Frente al espejo del amplio baño, Miguel se observaba con la certeza de que esta era la última vez que vería su rostro. El aroma a cloro que emanaba de las frías paredes cubiertas con azulejos lo hacía sentirse mareado y aunado al reflejo de las luces blancas distribuidas en el techo le daban a su piel un aspecto enfermizo. Grandes ojos negros enmarcados por tupidas pestañas le devolvieron la mirada, y esa cicatriz que le recorría el rostro se mostraba una vez más roja e irritada, característica que no hacía más que reflejar sus propios sentimientos. Hace años que Miguel se sentía así, irritado, y muy probablemente no sabía ya vivir sin ese enojo. Llevó la punta de los dedos a la cicatriz y con ellos la acarició desde la esquina del ojo izquierdo hasta la comisura de la boca. La memoria de aquella noche, cinco años atrás apareció a lo lejos. Un pleito de borrachos afuera del bar, una navaja afilada y una gran cantidad de sangre. Miguel terminó en el hospital, y cuando el alcohol salió de sus venas y se dio cuenta de lo cerca que estuvo de perder el ojo, el miedo a quedarse tuerto hizo que todas esas actitudes y acciones que lo llevaban a situaciones peligrosas comenzaran a disminuir hasta detenerse por completo. Suspirando parpadeó varias veces hasta que el recuerdo se difuminó. No, Miguel no quería morir, pero un sueño recurrente lo acechaba. En él aparecían sus padres, con ropas negras, rostros serios pero desprovistos de emoción, frente a un montículo de tierra húmeda recién removida sobre la que se encontraba una lápida gris con su nombre, fecha de nacimiento y muerte, la cual era precisamente el mismo día en el que estrenó su cicatriz. Tal pareciera que su vida terminó aquel día y cada vez que abría los ojos por la mañana se levantaba con la sensación de estar viviendo tiempo extra.

Agachándose hacia el lavabo se talló la cara con agua y jabón, tomó la suave toalla de algodón que siempre había en su baño y se secó la cara y el torso con ella. Al levantarse, en el espejo se podía ver a un Miguel diferente, cambiado, que por primera vez reflejaba una mirada profunda, un rostro firme, y a una persona capaz de romper con su pasado y comenzar de nuevo.
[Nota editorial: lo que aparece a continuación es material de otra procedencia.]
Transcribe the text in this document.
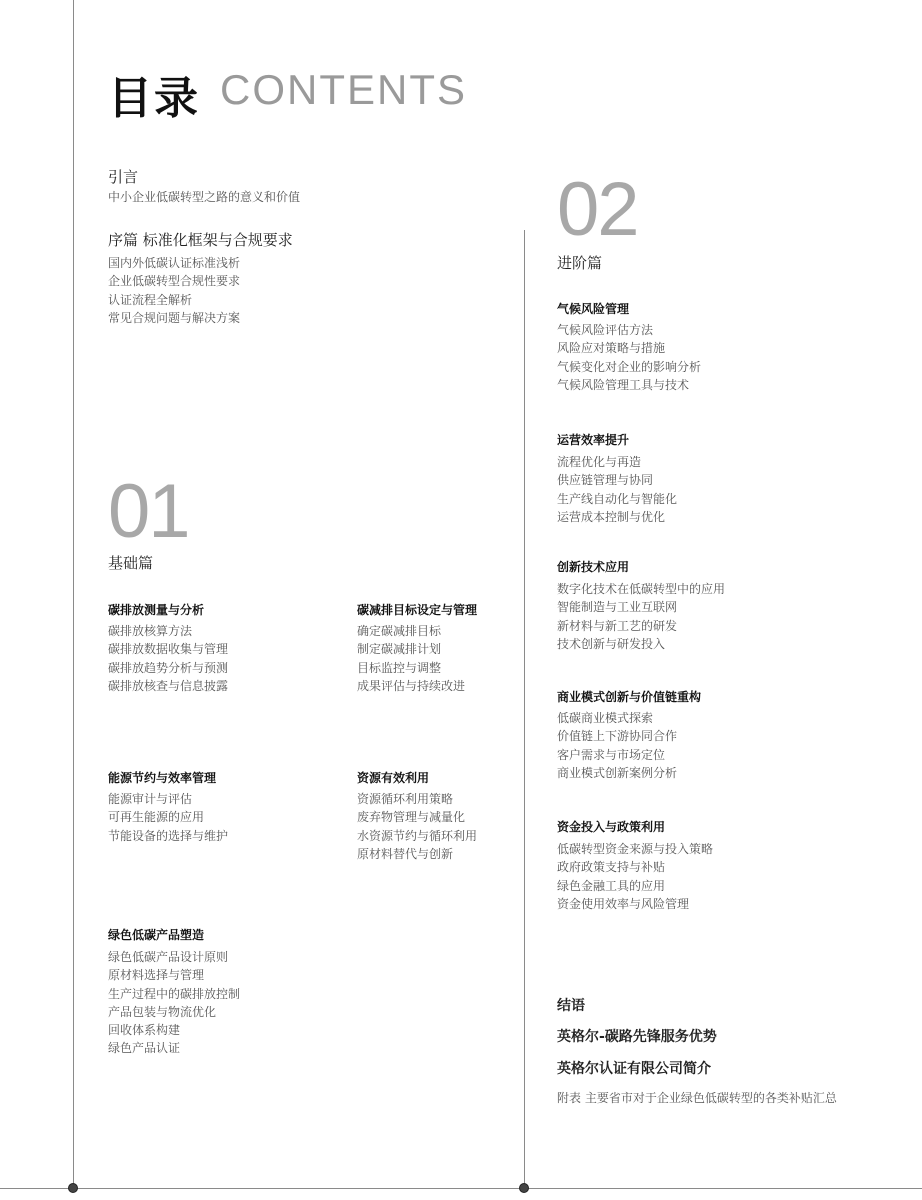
目录 CONTENTS
引言
中小企业低碳转型之路的意义和价值
序篇 标准化框架与合规要求
国内外低碳认证标准浅析
企业低碳转型合规性要求
认证流程全解析
常见合规问题与解决方案
01
基础篇
碳排放测量与分析
碳排放核算方法
碳排放数据收集与管理
碳排放趋势分析与预测
碳排放核查与信息披露
碳减排目标设定与管理
确定碳减排目标
制定碳减排计划
目标监控与调整
成果评估与持续改进
能源节约与效率管理
能源审计与评估
可再生能源的应用
节能设备的选择与维护
资源有效利用
资源循环利用策略
废弃物管理与减量化
水资源节约与循环利用
原材料替代与创新
绿色低碳产品塑造
绿色低碳产品设计原则
原材料选择与管理
生产过程中的碳排放控制
产品包装与物流优化
回收体系构建
绿色产品认证
02
进阶篇
气候风险管理
气候风险评估方法
风险应对策略与措施
气候变化对企业的影响分析
气候风险管理工具与技术
运营效率提升
流程优化与再造
供应链管理与协同
生产线自动化与智能化
运营成本控制与优化
创新技术应用
数字化技术在低碳转型中的应用
智能制造与工业互联网
新材料与新工艺的研发
技术创新与研发投入
商业模式创新与价值链重构
低碳商业模式探索
价值链上下游协同合作
客户需求与市场定位
商业模式创新案例分析
资金投入与政策利用
低碳转型资金来源与投入策略
政府政策支持与补贴
绿色金融工具的应用
资金使用效率与风险管理
结语
英格尔-碳路先锋服务优势
英格尔认证有限公司简介
附表 主要省市对于企业绿色低碳转型的各类补贴汇总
Con sus veintiún años recién cumplidos, Miguel toma en ese momento la decisión de salir a la calle y aprender a respirar por sí mismo.
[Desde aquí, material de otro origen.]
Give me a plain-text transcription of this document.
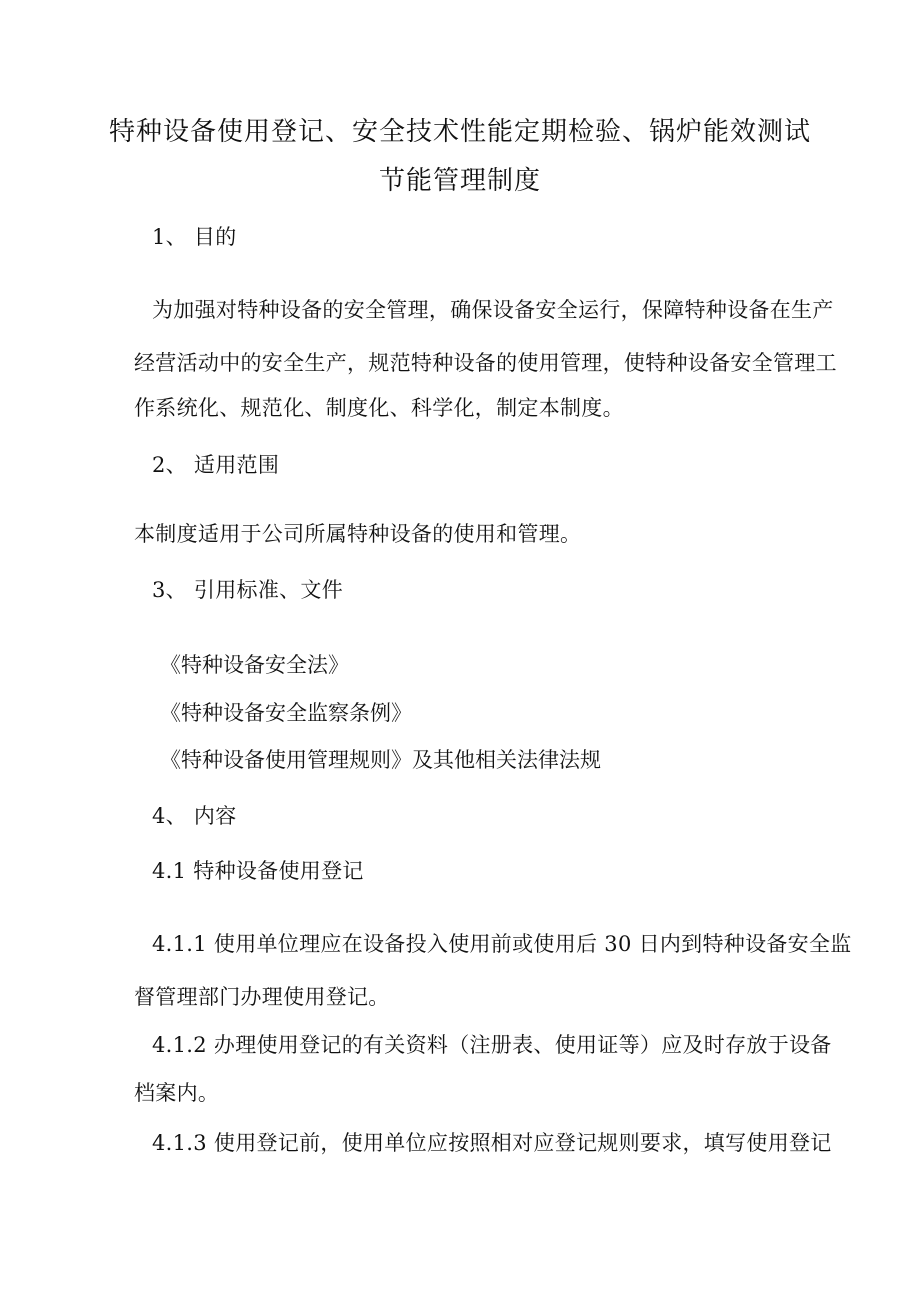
特种设备使用登记、安全技术性能定期检验、锅炉能效测试
节能管理制度
1、 目的
为加强对特种设备的安全管理，确保设备安全运行，保障特种设备在生产
经营活动中的安全生产，规范特种设备的使用管理，使特种设备安全管理工
作系统化、规范化、制度化、科学化，制定本制度。
2、 适用范围
本制度适用于公司所属特种设备的使用和管理。
3、 引用标准、文件
《特种设备安全法》
《特种设备安全监察条例》
《特种设备使用管理规则》及其他相关法律法规
4、 内容
4.1 特种设备使用登记
4.1.1 使用单位理应在设备投入使用前或使用后 30 日内到特种设备安全监
督管理部门办理使用登记。
4.1.2 办理使用登记的有关资料（注册表、使用证等）应及时存放于设备
档案内。
4.1.3 使用登记前，使用单位应按照相对应登记规则要求，填写使用登记
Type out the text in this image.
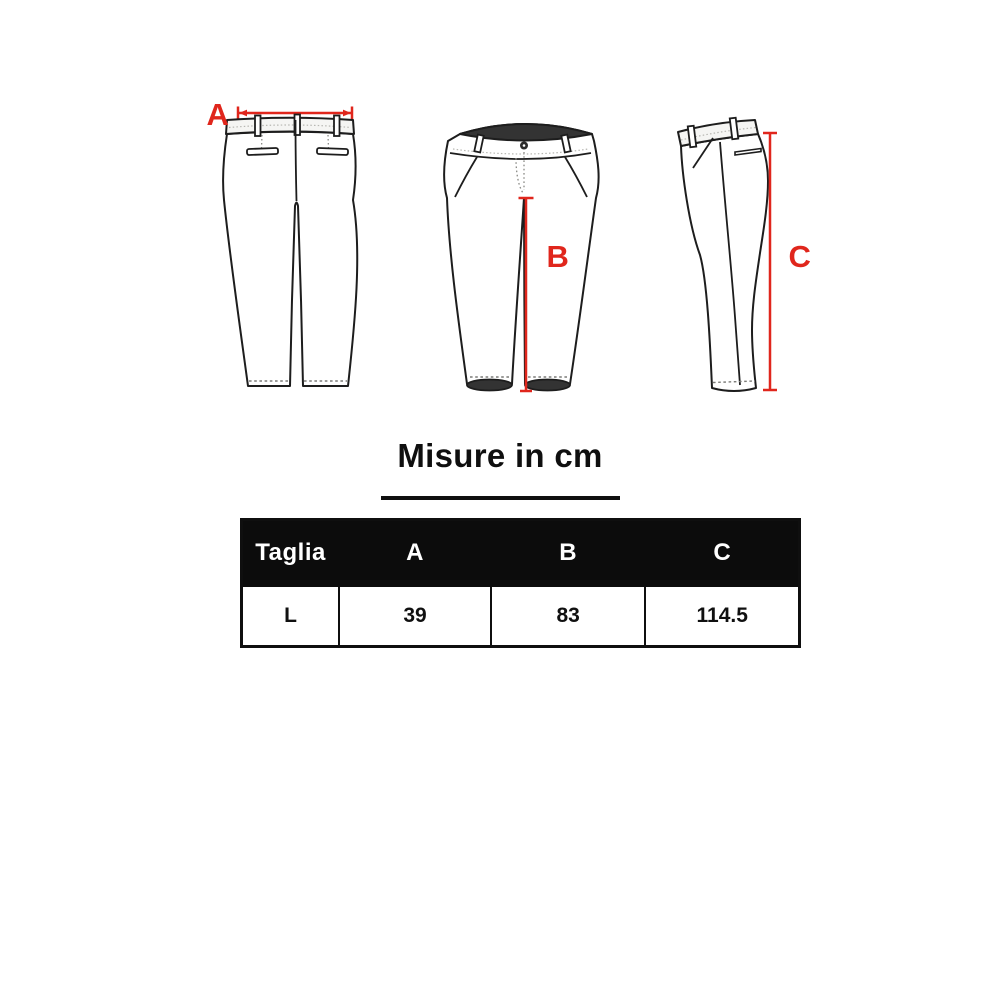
A
B	C
Misure in cm
Taglia	A	B	C
L	39	83	114.5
—¿Dime Ana, qué estás viendo? —pregunta suavemente la abuela durante una terapia de regresión a vidas pasadas. El aroma y el humo del copal que se desprendían del sahumador hacían parecer que las nubes estaban dentro de aquel cuartito de adobe y que la hermosa mujer con cara angelical que se encontraba recostada sobre una sábana en el piso, rodeada de flores y vestida de blanco, era una especie de hada.

—Otra vez esos ojos negros —le contesta la joven con una voz grave muy diferente a la suya.

—¿Es una vida repetida o es una nueva? —pregunta la abuela, haciendo a un lado su larga trenza plateada mientras anotaba todo con rapidez en el cuaderno.

—Nueva… —y sacudiendo la cabeza lentamente de un lado al otro dice— una mala… muy mala… ¡no!, ¡no!, ¡no! —grita la joven de cabellos de oro.

—Despertarás en tres, dos, uno… ¡ahora!  —pronuncia la abuela chasqueando los dedos.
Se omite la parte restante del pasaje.